Puis je serrai les dents et tirai sur le sac.

L’explosion se produisit en un instant. J’entendis une forte détonation, me balançai d’avant en arrière, et eus l’impression que mon menton, mes fesses et mes cuisses avaient été frappés simultanément par un marteau-piqueur. Puis je fus emporté par l’onde de choc et vins heurter quelque chose. J’avais l’esprit confus et un goût de cuivre dans la gorge. Je crachai du sang. Ma vision était sombre, mon cerveau bourdonnait un peu et je n’entendais plus rien.  

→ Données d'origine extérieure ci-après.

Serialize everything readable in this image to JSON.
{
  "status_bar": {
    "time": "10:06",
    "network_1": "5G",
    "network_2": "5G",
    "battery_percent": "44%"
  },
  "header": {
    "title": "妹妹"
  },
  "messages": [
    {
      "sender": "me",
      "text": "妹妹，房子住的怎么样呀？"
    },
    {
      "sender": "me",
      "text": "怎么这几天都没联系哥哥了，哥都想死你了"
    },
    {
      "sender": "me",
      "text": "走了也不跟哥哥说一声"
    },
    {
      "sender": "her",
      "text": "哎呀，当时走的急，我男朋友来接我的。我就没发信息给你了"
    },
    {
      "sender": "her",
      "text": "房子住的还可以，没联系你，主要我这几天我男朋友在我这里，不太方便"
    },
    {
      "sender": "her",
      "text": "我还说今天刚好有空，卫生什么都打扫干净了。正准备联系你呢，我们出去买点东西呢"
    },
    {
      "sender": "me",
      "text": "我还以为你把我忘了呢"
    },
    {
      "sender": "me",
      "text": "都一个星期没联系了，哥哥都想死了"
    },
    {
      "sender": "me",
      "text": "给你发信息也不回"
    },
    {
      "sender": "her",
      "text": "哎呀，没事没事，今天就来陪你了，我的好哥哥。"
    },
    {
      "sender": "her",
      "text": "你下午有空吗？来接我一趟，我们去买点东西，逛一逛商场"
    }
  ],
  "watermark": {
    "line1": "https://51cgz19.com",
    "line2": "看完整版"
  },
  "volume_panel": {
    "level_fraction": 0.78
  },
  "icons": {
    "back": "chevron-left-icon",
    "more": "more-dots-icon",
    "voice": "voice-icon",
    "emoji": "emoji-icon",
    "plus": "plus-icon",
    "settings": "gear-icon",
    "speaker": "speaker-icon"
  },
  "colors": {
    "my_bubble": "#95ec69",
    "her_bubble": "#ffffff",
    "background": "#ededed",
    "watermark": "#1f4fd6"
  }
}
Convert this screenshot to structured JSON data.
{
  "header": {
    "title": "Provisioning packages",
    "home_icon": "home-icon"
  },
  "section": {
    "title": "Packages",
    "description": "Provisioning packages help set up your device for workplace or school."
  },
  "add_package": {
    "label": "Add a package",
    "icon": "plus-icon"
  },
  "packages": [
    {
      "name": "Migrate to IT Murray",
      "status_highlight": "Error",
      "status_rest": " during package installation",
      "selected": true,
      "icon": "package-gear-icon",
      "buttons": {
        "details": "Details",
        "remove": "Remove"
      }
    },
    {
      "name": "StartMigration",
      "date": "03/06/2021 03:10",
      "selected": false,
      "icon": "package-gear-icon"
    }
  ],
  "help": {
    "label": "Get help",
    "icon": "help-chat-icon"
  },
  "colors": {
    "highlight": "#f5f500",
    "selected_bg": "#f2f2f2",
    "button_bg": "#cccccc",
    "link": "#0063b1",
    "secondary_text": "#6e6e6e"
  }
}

Il me fallut un bon moment pour me remettre et lorsque je pus à nouveau distinguer les choses, je constatai que bon nombre des mangeurs de cadavres, en bas, avaient été emportés par l’onde de choc. Je regardai autour de moi et ne voyant personne, je me hâtai de reprendre mon ascension de toute la force dont mes bras et mes jambes étaient capables. Un peu plus tôt, je m’étais enduit d’une couche de poudre provenant de la plate-forme de pierre en contrebas, si bien que les lianes aux mains fantômes s’écartèrent à mon approche.

C’est alors qu’un gros bruit retentit d’en bas. Je jetai un œil et vis que les insectes s’étaient à nouveau rassemblés. Vu la vitesse à laquelle ils rampaient, le danger était toujours très présent. Je devais continuer à grimper, quelle que fût la douleur que cela me causait. Je fermai donc aussitôt les yeux et consacrai tous mes efforts à l’escalade.

J’étais sur le point d’atteindre l’ouverture du plafond de la grotte lorsque soudain, je ressentis une douleur aiguë dans le dos. Je tournai la tête et vis qu’un mangeur de cadavres avait bondi sur moi et me mordait sauvagement le dos. Je me retournai pour l’abattre, mais un autre, plus gros, s’accrocha à ma cuisse. Je serrai les dents et le repoussai avec mon arme, mais il s’agrippa à une branche à proximité et tenta de sauter à nouveau. D’un coup de feu, je le réduisis en miettes mais un troisième et un quatrième bondirent aussitôt.

Voyant que je n’étais plus qu’à quelques pas de la liberté, je me dis : Allez-y, mordez. Vous ne me tuerez pas en si peu de temps. Quand j’atteindrai la surface, vous allez souffrir, les gars !

Je continuais à grimper lorsque j’éprouvai une douleur soudaine dans ma main tandis qu’elle agrippait une branche. Je tournai la tête et vis un visage ensanglanté surgir de derrière le tronc d’arbre. Ses deux globes oculaires, qui semblaient sur le point de sortir de leurs orbites, me fixaient droit dans les yeux.